Не прошло и часа, как мы были на веранде приветливого домика Пелагеи Ивановны. На мои вопросы об Оле и ее матери Дима как-то односложно отвечал и ловко переводил на другое. Только через три дня, покидая Москву вместе с Олей, я узнала от нее все подробности, и поняла я Диму, что не хотел он свое счастье лучезарное с чужим горем смешивать. И отстранил его от меня, а сам отнесся далеко не безразлично. Мать Оли умерла вечером в тот самый день, в день нашего знакомства, в день нашей встречи на кухоньке у Оли. Дима тотчас командировал своего Савельича, который не покидал Оли и все, что требовалось для похорон, оборудовал. Дима же присутствовал и на панихидах, и на отпевании, устроил на время Олю у ее соседки старушки и привез ее ко мне в день отъезда.
Дима не просил меня остаться еще в Москве, не просил писать, но адресами мы обменялись. И я его к себе не приглашала, а в глубине души знала, что уезжаю ненадолго, скоро увидимся опять. Оле он привез большую коробку конфет и кулек всякой всячины, был с нею удивительно по-братски нежен, чувствовалось, что жаль было ему бедную сиротку и хотелось хоть чем-нибудь утешить. А мне — душистый букетик ландышей. Когда поезд тронулся, прощались мы с ним, разговаривая глазами, не без грусти.
Ехать было двое с половиной суток.

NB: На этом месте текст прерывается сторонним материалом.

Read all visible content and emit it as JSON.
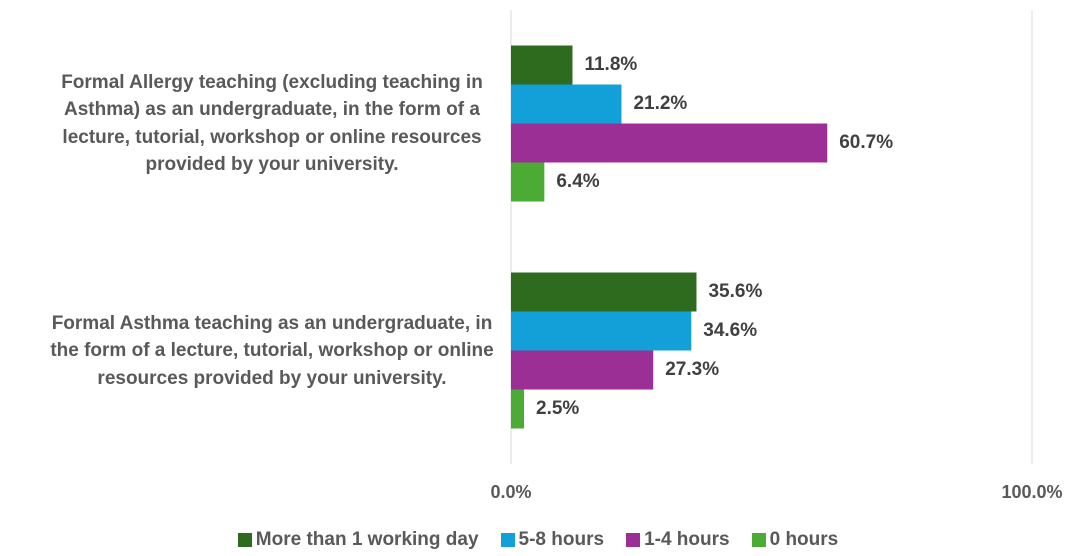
{
  "chart_data": {
    "type": "hbar",
    "categories": [
      "Formal Allergy teaching (excluding teaching in Asthma) as an undergraduate, in the form of a lecture, tutorial, workshop or online resources provided by your university.",
      "Formal Asthma teaching as an undergraduate, in the form of a lecture, tutorial, workshop or online resources provided by your university."
    ],
    "series": [
      {
        "name": "More than 1 working day",
        "color": "#2e6b1f",
        "values": [
          11.8,
          35.6
        ],
        "value_labels": [
          "11.8%",
          "35.6%"
        ]
      },
      {
        "name": "5-8 hours",
        "color": "#13a0d8",
        "values": [
          21.2,
          34.6
        ],
        "value_labels": [
          "21.2%",
          "34.6%"
        ]
      },
      {
        "name": "1-4 hours",
        "color": "#9c2f96",
        "values": [
          60.7,
          27.3
        ],
        "value_labels": [
          "60.7%",
          "27.3%"
        ]
      },
      {
        "name": "0 hours",
        "color": "#4bab35",
        "values": [
          6.4,
          2.5
        ],
        "value_labels": [
          "6.4%",
          "2.5%"
        ]
      }
    ],
    "xlim": [
      0,
      100
    ],
    "xticks": [
      {
        "value": 0,
        "label": "0.0%"
      },
      {
        "value": 100,
        "label": "100.0%"
      }
    ],
    "grid": true
  }
}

У нас было двухместное купе. Уютно было с Олей. А на душе чудно! Везу девушку, которую никогда не знала, не встречала, а в Москве оставила все помыслы, всю душу свою, и прятала я свое лицо в ландышах. Маленький букетик, собственноручно принесенный, не через посыльного, был всегда самый ценный. В нем сокрыто много тайных теплых чувств. Ландыши и аромат их на всю жизнь сохранили Димину красоту, чистоту душевную. На станции Вологда мне принесли телеграмму: „Счастливого пути, Москва опустела". Я прижала к себе эту первую весточку, как прижимала, так еще недавно, его портсигар. За все последние три дня пребывания в Москве и сейчас, ловлю себя на продолжительно-мечтательной улыбке, на трепетном замирании сердца, на блуждающем, отсутствующем взгляде, на... „Что это? Любовь?" — спрашивала я. „Это тепло, радость, счастье!" — отвечало сердце.